Würdest Du diese Münzen tatsächlich von einem anderen Sammler bzw. Händler als bankfrisch (bfr) bzw. prägefrisch (pfr) erwerben ?
Ich würde es nicht glauben wollen   !!
Da die Abb. für eine richtige Einschätzung auf keinen Fall ausreichend ist, und deshalb eigentlich gar keine entsprechende Aussage gemacht werden sollte, möchte ich nur mal das 10-PF-Stück als deutliches (Negativ)Beispiel heraus greifen.
Diesem Stück fehlt durch eine gewisse "Abgegriffenheit" im Münzzentrum vor allem dort bereits eindeutig der Glanz vom Prägen.
Bei der Einstufung in die Erhaltung bfr gemäß Definition muss neben den anderen Kriterien dieser Glanz aber überall unbedingt noch vorhanden sein - das ist ganz wichtig !!
Hinzu kommen noch die sehr hässlichen bräunlichen Flecken auf der Münze (mind. Wertseite), die man nach meiner Erfahrung durch Reinigen ohne Münzbeschädigung auch nicht mehr spurlos entfernen kann. Es handelt sich nämlich wahrscheinlich über chemische Reaktion bereits durch die Plattierung guckendes Eisen.
Solch eine Münze sollte ein Sammler m.E. generell - und im Hinblick auf eine nicht den Tatsachen entsprechenden Geldausgabe besonders - auf keinen Fall als bfr (pfr) einstufen   .
Wenn man großzügig sein will, dann ist das m.E. maximal ein vorzügliches Stück.
Haben wollte ich solch ein Teil z.B. nur, wenn es sich um ein generell seltenes Exemplar oder um eine selten vorkommende Variante, Stempelkopplung oder Fehlprägung handelt !!! (Diese Aussage bitte nicht als gegen "Sammlungen in nicht bfr-Erhaltung" gerichtet interpretieren !)
Auch die anderen Stücke der Abb. sehe ich auch über die nicht optimale Abb. (bessere werden es sehr wahrscheinlich untermauern) nicht als bfr (pfr) an.

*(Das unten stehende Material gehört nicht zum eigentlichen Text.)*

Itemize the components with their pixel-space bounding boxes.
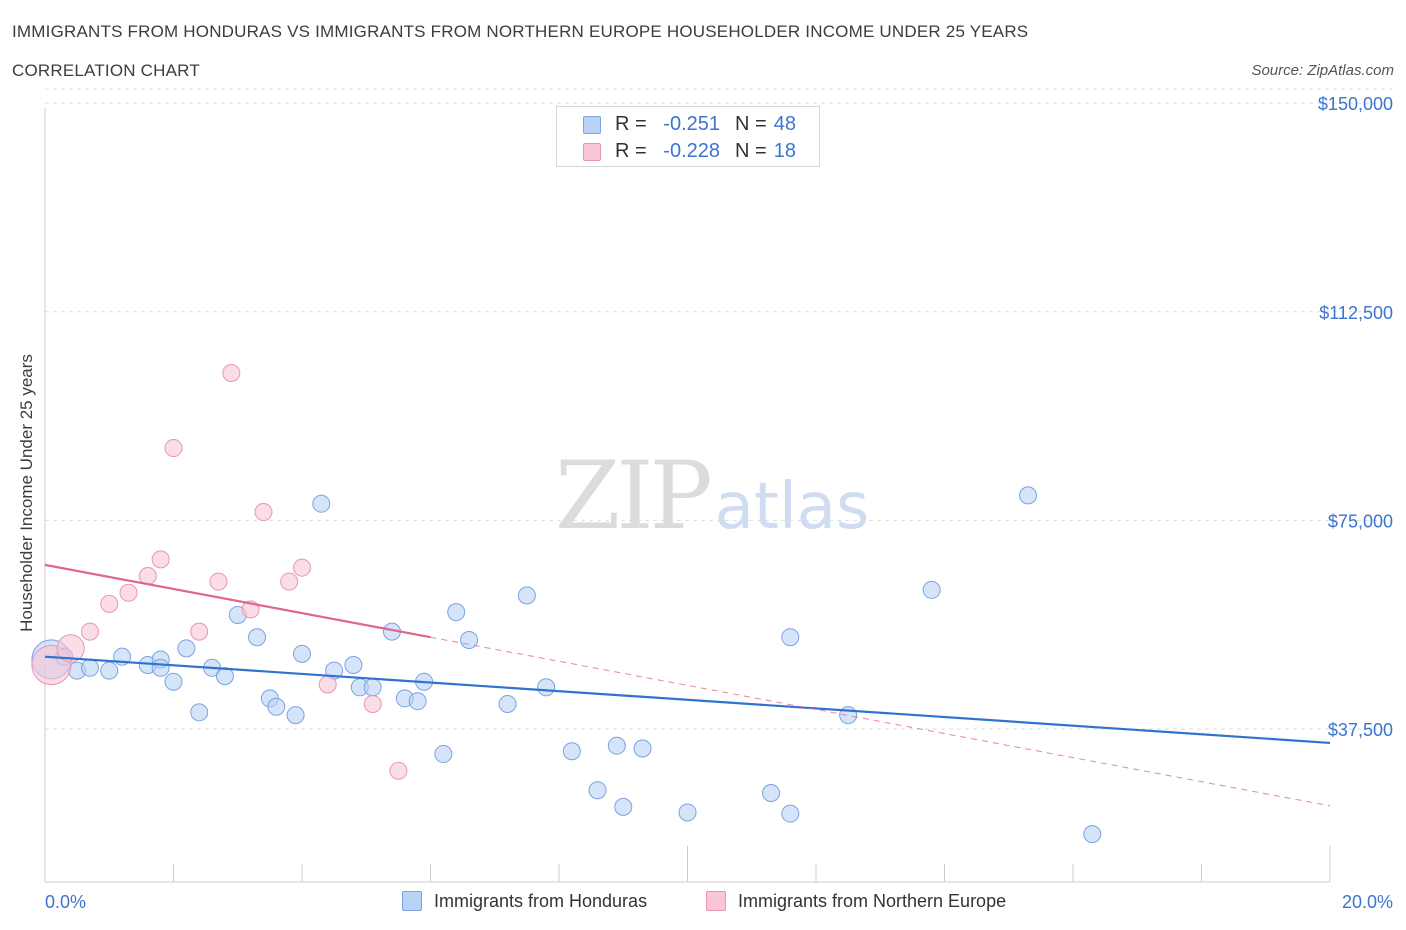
point-honduras — [498, 694, 517, 713]
trend-line-honduras — [44, 655, 1331, 745]
point-northern-europe — [119, 583, 138, 602]
point-honduras — [286, 706, 305, 725]
point-northern-europe — [190, 622, 209, 641]
point-northern-europe — [280, 572, 299, 591]
point-honduras — [460, 630, 479, 649]
point-northern-europe — [164, 439, 183, 458]
point-honduras — [614, 797, 633, 816]
trend-extension-northern-europe — [430, 636, 1331, 807]
point-northern-europe — [100, 594, 119, 613]
point-honduras — [781, 804, 800, 823]
r-label: R = — [615, 140, 647, 162]
point-northern-europe — [254, 503, 273, 522]
point-honduras — [151, 658, 170, 677]
chart-title: IMMIGRANTS FROM HONDURAS VS IMMIGRANTS F… — [12, 22, 1029, 41]
point-northern-europe — [80, 622, 99, 641]
stats-row-honduras: R = -0.251 N = 48 — [557, 113, 819, 139]
legend-label-honduras: Immigrants from Honduras — [434, 891, 648, 911]
point-northern-europe — [209, 572, 228, 591]
point-honduras — [267, 697, 286, 716]
point-northern-europe — [318, 675, 337, 694]
y-tick-label: $150,000 — [1318, 94, 1393, 114]
point-northern-europe — [389, 761, 408, 780]
point-honduras — [588, 781, 607, 800]
n-value: 48 — [773, 113, 796, 135]
source-label: Source: ZipAtlas.com — [1251, 62, 1394, 79]
point-northern-europe — [151, 550, 170, 569]
point-honduras — [781, 628, 800, 647]
point-honduras — [678, 803, 697, 822]
point-honduras — [762, 783, 781, 802]
point-honduras — [922, 580, 941, 599]
point-northern-europe — [293, 558, 311, 577]
point-honduras — [607, 736, 626, 755]
northern-europe-swatch — [583, 143, 601, 161]
point-honduras — [248, 628, 267, 647]
point-honduras — [1083, 825, 1102, 844]
x-tick-label: 0.0% — [45, 892, 86, 912]
r-value: -0.228 — [663, 140, 720, 162]
point-honduras — [312, 494, 331, 513]
stats-row-northern-europe: R = -0.228 N = 18 — [557, 140, 819, 166]
point-honduras — [293, 644, 311, 663]
r-value: -0.251 — [663, 113, 720, 135]
point-honduras — [100, 661, 119, 680]
point-honduras — [447, 603, 466, 622]
r-label: R = — [615, 113, 647, 135]
point-honduras — [177, 639, 196, 658]
y-tick-label: $75,000 — [1328, 511, 1393, 531]
stats-box: R = -0.251 N = 48 R = -0.228 N = 18 — [556, 106, 820, 167]
y-tick-label: $37,500 — [1328, 720, 1393, 740]
honduras-swatch — [583, 116, 601, 134]
point-honduras — [517, 586, 536, 605]
chart-subtitle: CORRELATION CHART — [12, 61, 200, 80]
y-tick-label: $112,500 — [1319, 303, 1393, 323]
legend-swatch-honduras — [402, 891, 422, 911]
point-honduras — [344, 656, 363, 675]
point-northern-europe — [363, 694, 382, 713]
point-honduras — [80, 658, 99, 677]
n-value: 18 — [773, 140, 796, 162]
point-honduras — [164, 672, 183, 691]
point-honduras — [537, 678, 556, 697]
point-honduras — [190, 703, 209, 722]
point-honduras — [363, 678, 382, 697]
point-honduras — [562, 742, 581, 761]
point-northern-europe — [56, 634, 85, 663]
legend-swatch-northern-europe — [706, 891, 726, 911]
point-honduras — [633, 739, 652, 758]
point-northern-europe — [222, 363, 241, 382]
point-honduras — [1019, 486, 1038, 505]
n-label: N = — [735, 140, 767, 162]
trend-line-northern-europe — [44, 563, 431, 639]
point-honduras — [408, 692, 427, 711]
legend-label-northern-europe: Immigrants from Northern Europe — [738, 891, 1007, 911]
n-label: N = — [735, 113, 767, 135]
x-tick-label: 20.0% — [1342, 892, 1393, 912]
point-honduras — [434, 745, 453, 764]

Ich schreibe diese Zeilen, um wieder einmal darauf hin zu weisen, wie wichtig es ist, sich anfangs und im Laufe des "Sammlerlebens" auch immer wieder mit den Definitionen der Erhaltungen zu beschäftigen.
Nur das Wissen um diese Definitionen und das richtige Umsetzen derselben kann m.E. dann auch eine passend zu den gezahlten Preisen zusammen getragene Sammlung in entsprechender Erhaltung ergeben !!?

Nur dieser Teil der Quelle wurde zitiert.